The argument in support of the claim that animals have direct moral status is rather simple. It goes as follows:
- If a being is sentient then it has direct moral status.
- (Most) animals are sentient
- Therefore (most) animals have direct moral status.
“Sentience” refers to the capacity to experience episodes of positively or negatively valenced awareness. Examples of positively valenced episodes of awareness are pleasure, joy, elation, and contentment. Examples of negatively valenced episodes of awareness are pain, suffering, depression, and anxiety.
In support of premise (1), many argue that pain and pleasure are directly morally relevant, and that there is no reason to discount completely the pleasure or pain of any being. The argument from analogy is often used in support of premise (2) (see the discussion of this argument in section I, part C above). The argument from analogy is also used in answering the difficult question of exactly which animals are sentient. The general idea is that the justification for attributing sentience to a being grows stronger the more analogous it is to human beings.
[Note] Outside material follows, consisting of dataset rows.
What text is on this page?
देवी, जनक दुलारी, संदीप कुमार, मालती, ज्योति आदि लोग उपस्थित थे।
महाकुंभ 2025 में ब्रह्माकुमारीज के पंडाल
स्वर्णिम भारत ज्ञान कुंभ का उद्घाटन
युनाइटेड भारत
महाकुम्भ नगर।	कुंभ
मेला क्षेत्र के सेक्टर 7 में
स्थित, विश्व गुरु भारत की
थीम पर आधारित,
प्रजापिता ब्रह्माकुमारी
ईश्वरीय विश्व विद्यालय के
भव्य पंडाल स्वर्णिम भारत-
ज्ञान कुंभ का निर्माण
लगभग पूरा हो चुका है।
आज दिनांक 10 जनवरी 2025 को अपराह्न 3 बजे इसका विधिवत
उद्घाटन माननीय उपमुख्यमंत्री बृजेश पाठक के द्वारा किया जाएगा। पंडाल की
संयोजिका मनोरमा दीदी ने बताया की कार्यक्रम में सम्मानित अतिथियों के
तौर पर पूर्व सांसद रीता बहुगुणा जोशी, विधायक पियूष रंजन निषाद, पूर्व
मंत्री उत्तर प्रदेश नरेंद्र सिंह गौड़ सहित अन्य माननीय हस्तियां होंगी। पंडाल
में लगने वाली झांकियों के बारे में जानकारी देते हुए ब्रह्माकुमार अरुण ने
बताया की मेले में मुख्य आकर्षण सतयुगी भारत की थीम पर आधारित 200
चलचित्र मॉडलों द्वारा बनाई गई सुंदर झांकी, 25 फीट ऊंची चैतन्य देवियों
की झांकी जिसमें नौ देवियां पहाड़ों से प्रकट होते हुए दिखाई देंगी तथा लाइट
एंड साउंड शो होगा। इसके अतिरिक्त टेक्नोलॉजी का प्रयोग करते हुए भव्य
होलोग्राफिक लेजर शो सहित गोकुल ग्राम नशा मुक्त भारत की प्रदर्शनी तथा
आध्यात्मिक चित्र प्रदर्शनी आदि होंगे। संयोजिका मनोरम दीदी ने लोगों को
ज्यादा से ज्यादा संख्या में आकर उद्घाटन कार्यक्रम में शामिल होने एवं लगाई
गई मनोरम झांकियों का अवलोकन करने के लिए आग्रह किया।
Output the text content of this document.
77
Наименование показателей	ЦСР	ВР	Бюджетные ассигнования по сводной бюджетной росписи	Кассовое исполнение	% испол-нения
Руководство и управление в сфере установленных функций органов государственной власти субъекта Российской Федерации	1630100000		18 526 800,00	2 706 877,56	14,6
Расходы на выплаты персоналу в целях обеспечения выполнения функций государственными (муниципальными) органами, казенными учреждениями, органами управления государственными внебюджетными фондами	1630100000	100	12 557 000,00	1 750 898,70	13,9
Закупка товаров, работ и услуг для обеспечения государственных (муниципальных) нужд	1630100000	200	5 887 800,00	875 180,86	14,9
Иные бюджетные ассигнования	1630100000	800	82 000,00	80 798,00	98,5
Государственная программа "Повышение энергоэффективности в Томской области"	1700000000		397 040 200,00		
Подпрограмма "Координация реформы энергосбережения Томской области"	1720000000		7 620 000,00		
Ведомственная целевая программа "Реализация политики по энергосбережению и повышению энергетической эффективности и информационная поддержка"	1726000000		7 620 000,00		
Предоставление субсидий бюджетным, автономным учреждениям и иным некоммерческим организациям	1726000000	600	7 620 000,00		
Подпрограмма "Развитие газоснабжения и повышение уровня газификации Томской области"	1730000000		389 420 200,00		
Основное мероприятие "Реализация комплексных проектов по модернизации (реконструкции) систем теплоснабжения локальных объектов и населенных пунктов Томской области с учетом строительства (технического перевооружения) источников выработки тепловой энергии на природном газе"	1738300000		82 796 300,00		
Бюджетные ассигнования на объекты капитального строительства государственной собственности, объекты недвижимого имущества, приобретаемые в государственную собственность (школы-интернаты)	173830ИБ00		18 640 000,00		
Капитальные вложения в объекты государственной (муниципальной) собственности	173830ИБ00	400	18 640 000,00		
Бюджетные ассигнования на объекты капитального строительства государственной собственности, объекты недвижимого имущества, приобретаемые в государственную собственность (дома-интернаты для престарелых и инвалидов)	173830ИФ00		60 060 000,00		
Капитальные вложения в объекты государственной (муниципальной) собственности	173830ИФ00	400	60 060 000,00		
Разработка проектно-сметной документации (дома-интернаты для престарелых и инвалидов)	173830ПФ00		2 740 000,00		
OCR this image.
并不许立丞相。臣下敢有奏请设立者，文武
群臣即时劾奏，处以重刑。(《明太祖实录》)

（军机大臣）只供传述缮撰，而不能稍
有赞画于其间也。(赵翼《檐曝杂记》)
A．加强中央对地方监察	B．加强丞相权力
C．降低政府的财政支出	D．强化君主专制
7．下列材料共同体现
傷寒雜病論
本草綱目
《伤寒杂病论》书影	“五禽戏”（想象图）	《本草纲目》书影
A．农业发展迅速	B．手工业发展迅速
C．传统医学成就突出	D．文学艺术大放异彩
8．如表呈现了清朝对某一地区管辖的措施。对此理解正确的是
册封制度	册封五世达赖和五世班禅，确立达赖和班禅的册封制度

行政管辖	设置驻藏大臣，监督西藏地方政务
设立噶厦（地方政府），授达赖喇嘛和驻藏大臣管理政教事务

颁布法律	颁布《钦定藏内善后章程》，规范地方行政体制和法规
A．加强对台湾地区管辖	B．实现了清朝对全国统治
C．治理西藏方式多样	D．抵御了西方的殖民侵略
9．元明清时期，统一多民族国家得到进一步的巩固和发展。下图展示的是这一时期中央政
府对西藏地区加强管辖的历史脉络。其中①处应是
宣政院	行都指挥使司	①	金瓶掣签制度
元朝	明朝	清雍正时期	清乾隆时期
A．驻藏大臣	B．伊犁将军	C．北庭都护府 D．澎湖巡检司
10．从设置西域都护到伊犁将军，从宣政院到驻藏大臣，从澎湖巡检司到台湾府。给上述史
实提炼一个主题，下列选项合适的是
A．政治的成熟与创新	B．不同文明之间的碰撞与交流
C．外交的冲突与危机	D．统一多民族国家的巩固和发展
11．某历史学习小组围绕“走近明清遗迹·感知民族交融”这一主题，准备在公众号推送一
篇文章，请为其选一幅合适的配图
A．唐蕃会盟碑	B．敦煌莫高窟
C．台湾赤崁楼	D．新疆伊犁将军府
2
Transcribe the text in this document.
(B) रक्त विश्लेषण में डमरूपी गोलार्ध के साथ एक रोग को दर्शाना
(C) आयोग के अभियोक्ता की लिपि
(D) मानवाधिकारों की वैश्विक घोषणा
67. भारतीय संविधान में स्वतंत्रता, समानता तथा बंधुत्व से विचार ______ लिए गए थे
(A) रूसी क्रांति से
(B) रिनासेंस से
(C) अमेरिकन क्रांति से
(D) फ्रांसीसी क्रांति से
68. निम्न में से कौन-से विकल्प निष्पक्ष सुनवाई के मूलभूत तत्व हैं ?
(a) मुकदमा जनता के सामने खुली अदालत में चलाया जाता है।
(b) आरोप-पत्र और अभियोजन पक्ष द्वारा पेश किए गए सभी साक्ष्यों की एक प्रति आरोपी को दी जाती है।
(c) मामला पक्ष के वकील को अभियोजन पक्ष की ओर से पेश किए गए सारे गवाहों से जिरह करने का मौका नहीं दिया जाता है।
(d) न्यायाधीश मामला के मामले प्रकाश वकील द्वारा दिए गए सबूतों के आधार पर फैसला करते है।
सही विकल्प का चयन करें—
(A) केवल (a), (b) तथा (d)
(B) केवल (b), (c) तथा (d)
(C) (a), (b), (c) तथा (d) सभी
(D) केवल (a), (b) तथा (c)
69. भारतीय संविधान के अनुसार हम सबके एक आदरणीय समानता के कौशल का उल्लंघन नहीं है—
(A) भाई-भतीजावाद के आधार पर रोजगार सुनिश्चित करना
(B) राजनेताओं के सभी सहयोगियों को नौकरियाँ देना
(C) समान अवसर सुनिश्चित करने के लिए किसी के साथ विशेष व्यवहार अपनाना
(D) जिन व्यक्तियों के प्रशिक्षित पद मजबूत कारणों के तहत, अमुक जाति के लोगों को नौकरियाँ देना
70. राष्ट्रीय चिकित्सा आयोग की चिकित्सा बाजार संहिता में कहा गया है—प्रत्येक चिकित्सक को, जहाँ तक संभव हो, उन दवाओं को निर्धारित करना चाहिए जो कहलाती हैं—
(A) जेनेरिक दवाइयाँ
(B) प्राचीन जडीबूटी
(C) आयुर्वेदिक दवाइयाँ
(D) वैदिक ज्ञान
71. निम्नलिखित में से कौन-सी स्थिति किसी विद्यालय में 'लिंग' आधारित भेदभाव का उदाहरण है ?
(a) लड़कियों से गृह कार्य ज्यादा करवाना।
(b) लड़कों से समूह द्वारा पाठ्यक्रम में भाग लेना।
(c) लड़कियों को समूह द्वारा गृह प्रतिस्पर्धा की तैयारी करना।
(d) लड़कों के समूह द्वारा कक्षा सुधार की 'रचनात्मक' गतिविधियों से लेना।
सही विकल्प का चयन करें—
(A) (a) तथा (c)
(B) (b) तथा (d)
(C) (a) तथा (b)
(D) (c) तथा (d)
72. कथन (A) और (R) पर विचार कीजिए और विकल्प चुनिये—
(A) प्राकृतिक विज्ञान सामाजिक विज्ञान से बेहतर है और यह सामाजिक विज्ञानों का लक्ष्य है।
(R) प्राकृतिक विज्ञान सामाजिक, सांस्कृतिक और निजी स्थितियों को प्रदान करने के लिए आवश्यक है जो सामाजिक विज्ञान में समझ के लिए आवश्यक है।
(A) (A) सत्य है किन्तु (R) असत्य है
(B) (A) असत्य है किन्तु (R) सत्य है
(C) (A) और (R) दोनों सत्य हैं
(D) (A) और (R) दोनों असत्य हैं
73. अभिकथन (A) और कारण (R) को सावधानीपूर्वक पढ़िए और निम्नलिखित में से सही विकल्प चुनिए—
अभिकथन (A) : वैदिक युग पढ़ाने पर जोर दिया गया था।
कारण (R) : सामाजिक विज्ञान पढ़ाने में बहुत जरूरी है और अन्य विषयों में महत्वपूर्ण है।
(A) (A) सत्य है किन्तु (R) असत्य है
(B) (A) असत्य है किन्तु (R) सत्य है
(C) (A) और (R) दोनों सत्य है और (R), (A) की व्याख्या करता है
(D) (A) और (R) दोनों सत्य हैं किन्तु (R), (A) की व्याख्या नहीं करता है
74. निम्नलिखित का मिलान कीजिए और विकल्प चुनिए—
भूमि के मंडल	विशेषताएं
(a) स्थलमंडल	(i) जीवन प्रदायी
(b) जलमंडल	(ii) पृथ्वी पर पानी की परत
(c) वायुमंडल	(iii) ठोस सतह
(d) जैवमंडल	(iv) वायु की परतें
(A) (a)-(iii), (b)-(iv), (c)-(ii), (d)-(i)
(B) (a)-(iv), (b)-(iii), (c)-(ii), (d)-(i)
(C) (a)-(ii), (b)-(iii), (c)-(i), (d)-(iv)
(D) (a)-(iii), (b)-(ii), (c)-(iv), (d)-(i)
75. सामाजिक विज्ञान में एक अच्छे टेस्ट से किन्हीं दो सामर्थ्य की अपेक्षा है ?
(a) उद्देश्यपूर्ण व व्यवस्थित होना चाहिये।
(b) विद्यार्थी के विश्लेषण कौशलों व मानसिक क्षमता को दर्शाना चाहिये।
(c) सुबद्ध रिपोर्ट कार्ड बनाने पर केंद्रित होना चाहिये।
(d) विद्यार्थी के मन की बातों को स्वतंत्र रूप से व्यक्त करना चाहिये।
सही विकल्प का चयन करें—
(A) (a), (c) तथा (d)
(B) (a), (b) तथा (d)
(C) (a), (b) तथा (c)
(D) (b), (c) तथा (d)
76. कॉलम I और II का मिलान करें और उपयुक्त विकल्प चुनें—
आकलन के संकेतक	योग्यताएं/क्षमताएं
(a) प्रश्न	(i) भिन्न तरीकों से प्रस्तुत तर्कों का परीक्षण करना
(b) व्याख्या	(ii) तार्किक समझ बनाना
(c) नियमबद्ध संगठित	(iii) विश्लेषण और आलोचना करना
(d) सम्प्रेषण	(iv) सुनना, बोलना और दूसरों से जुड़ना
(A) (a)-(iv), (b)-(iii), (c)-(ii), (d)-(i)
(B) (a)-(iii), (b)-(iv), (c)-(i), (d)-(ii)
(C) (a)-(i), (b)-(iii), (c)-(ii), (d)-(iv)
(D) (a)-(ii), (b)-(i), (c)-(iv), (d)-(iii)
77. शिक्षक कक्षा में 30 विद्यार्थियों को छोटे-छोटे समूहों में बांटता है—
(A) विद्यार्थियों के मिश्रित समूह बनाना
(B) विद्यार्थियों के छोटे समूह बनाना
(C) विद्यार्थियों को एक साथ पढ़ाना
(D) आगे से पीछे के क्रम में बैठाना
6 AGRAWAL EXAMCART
People also commonly use the flaws of indirect theories as a reason to support the claim that animals have direct moral status. Those that believe both that the marginal cases have direct moral status and that indirect theories cannot answer the challenge of the Argument from Marginal Cases are led to support direct theories; those that believe both that such actions as the torture of one’s own cat for fun are wrong and that indirect theories cannot explain why they are wrong are also led to direct theories.